Friday, January 20, 2017

After Long Years

They told me then that time would heal my heart
They did not know!
They said the years would help me to forget—
It is not so!

I count the cruel years gone by since you
Left me to mourn,
Each one so full of weary days and hours
That must be born!

And oh, the long long nights, so blessed—or cursed—
With dreams of you,
Dreams that you are not dead—and then, the dawn
That proves it true!

Yes, I have seen the seasons come and go
Each passing year;
Have seen the others at the sports you loved—
And you not here!

The books you loved are round me everywhere—
But you are gone!
And friends come in and out—but when they go,
I am alone!

And only echoes in the empty house,
Where once your voice
Was wont to call—and calling, made
My heart rejoice!

I have lived on—though it still beats, my heart
Has not been cured!
I have not conquered—I have not succumbed—
I have endured!

Oh, they may tell you time will heal the heart—
It is not so!
Ah, let them say the years make one forget—
They do not know!

            Roselle Mercier Montgomery[1] in The Boston Transcript



[1] These words are on a historical marker located at the corner of Alexander and Commerce Streets in Crawfordville, Georgia:

The renowned Georgia poetess, Roselle Mercier Montgomery, daughter of Col.

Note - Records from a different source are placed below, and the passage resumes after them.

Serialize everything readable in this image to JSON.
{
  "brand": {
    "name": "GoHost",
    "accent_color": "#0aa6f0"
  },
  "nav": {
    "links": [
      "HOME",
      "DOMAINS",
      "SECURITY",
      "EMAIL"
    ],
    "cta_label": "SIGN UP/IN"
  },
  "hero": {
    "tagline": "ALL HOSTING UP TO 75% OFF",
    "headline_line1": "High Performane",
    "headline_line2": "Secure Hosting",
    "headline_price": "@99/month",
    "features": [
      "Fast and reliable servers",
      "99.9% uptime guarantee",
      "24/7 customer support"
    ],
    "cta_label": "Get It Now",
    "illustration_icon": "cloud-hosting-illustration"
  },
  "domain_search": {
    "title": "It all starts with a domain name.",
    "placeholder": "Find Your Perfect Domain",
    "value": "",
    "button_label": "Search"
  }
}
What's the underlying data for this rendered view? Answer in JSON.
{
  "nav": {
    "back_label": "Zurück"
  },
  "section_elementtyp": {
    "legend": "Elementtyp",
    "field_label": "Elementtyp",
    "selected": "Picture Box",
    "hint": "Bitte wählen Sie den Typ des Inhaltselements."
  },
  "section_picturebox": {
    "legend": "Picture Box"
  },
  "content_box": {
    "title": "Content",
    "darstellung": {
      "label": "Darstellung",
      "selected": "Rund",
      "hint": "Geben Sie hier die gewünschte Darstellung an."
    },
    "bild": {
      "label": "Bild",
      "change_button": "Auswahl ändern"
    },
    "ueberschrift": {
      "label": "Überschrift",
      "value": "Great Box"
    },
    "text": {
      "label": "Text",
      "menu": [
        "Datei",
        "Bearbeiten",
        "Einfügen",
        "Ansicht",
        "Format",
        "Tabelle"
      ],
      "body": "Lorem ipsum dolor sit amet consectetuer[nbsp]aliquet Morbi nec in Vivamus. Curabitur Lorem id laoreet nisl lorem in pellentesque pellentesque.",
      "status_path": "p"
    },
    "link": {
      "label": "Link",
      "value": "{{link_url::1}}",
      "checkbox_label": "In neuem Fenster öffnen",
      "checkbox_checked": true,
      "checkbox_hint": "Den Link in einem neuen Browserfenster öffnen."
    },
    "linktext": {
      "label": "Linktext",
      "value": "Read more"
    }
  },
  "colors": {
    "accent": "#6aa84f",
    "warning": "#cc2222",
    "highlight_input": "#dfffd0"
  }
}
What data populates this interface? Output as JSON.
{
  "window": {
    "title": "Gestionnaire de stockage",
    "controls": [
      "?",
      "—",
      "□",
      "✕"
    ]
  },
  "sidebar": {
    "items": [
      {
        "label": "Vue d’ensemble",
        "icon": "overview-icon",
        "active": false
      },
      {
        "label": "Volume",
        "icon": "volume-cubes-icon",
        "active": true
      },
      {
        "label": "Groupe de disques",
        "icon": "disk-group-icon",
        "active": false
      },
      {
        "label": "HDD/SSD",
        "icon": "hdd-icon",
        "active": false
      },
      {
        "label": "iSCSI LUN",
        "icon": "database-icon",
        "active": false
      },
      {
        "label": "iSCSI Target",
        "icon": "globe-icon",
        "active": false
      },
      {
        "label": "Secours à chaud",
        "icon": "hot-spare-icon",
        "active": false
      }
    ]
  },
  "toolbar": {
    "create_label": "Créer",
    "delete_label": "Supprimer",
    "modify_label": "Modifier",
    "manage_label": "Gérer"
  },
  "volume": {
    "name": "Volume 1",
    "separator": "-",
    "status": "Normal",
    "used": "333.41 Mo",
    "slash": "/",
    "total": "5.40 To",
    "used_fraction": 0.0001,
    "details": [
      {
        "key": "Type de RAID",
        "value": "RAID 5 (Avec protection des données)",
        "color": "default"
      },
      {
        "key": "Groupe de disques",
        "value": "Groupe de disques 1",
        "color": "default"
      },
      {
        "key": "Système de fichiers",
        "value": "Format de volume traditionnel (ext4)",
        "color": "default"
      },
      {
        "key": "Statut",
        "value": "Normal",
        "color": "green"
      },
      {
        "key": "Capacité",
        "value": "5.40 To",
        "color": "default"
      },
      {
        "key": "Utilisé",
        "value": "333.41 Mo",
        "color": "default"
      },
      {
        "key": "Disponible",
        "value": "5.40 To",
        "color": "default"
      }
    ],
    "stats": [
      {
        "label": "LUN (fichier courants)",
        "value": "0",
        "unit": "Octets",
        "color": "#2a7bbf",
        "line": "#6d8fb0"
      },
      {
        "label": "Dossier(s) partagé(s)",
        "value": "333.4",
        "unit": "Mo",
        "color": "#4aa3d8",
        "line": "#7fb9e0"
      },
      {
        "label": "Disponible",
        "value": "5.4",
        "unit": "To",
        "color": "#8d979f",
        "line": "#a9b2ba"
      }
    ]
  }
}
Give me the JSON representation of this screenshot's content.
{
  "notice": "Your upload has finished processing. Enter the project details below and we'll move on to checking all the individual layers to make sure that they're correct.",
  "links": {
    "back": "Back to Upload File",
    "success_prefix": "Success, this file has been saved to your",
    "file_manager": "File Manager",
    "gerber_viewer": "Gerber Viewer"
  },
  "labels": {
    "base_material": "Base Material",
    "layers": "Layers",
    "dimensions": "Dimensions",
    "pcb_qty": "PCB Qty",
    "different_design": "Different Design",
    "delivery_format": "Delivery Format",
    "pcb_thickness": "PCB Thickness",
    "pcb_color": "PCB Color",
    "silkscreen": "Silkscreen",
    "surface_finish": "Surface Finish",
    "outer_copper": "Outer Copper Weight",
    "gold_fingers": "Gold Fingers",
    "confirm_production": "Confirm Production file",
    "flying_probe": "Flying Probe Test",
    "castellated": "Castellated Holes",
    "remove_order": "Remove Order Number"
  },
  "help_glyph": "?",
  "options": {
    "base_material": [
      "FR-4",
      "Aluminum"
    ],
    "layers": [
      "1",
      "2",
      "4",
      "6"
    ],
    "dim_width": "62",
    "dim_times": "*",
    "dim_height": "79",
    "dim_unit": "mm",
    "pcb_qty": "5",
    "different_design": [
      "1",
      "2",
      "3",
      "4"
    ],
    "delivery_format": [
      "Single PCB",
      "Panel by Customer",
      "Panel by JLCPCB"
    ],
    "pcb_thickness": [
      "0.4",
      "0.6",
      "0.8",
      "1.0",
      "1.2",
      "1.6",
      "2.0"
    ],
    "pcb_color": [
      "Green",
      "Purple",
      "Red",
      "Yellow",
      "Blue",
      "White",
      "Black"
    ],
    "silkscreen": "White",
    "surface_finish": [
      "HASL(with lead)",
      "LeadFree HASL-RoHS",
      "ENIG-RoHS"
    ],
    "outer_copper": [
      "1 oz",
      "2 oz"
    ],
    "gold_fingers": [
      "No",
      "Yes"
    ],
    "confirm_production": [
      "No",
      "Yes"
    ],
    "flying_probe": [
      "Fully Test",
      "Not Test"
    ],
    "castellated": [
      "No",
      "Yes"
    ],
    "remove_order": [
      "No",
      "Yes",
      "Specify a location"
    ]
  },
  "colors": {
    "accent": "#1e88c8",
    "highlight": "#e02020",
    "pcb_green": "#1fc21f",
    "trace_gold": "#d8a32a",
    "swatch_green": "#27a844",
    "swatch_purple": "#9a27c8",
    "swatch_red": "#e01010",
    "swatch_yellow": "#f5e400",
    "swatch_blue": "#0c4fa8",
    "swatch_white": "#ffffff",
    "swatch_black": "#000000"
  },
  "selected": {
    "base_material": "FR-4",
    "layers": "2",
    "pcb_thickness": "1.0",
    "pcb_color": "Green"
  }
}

William Nathaniel and Emma Smith Mercier, was born on this site in 1874. Educated at Washington Female Seminary and Mary Baldwin Seminary, she married distinguished N. Y. lawyer J. Seymour Montgomery and lived in Conn. Her early death in 1933 cut short an outstanding career. Her famous poem Evening on a Village Street was written about this corner in Crawfordsville. Considered Georgia’s best and one of America’s finest poetesses, she is best known for her Ulysses Returns and Helen, Middle-Aged.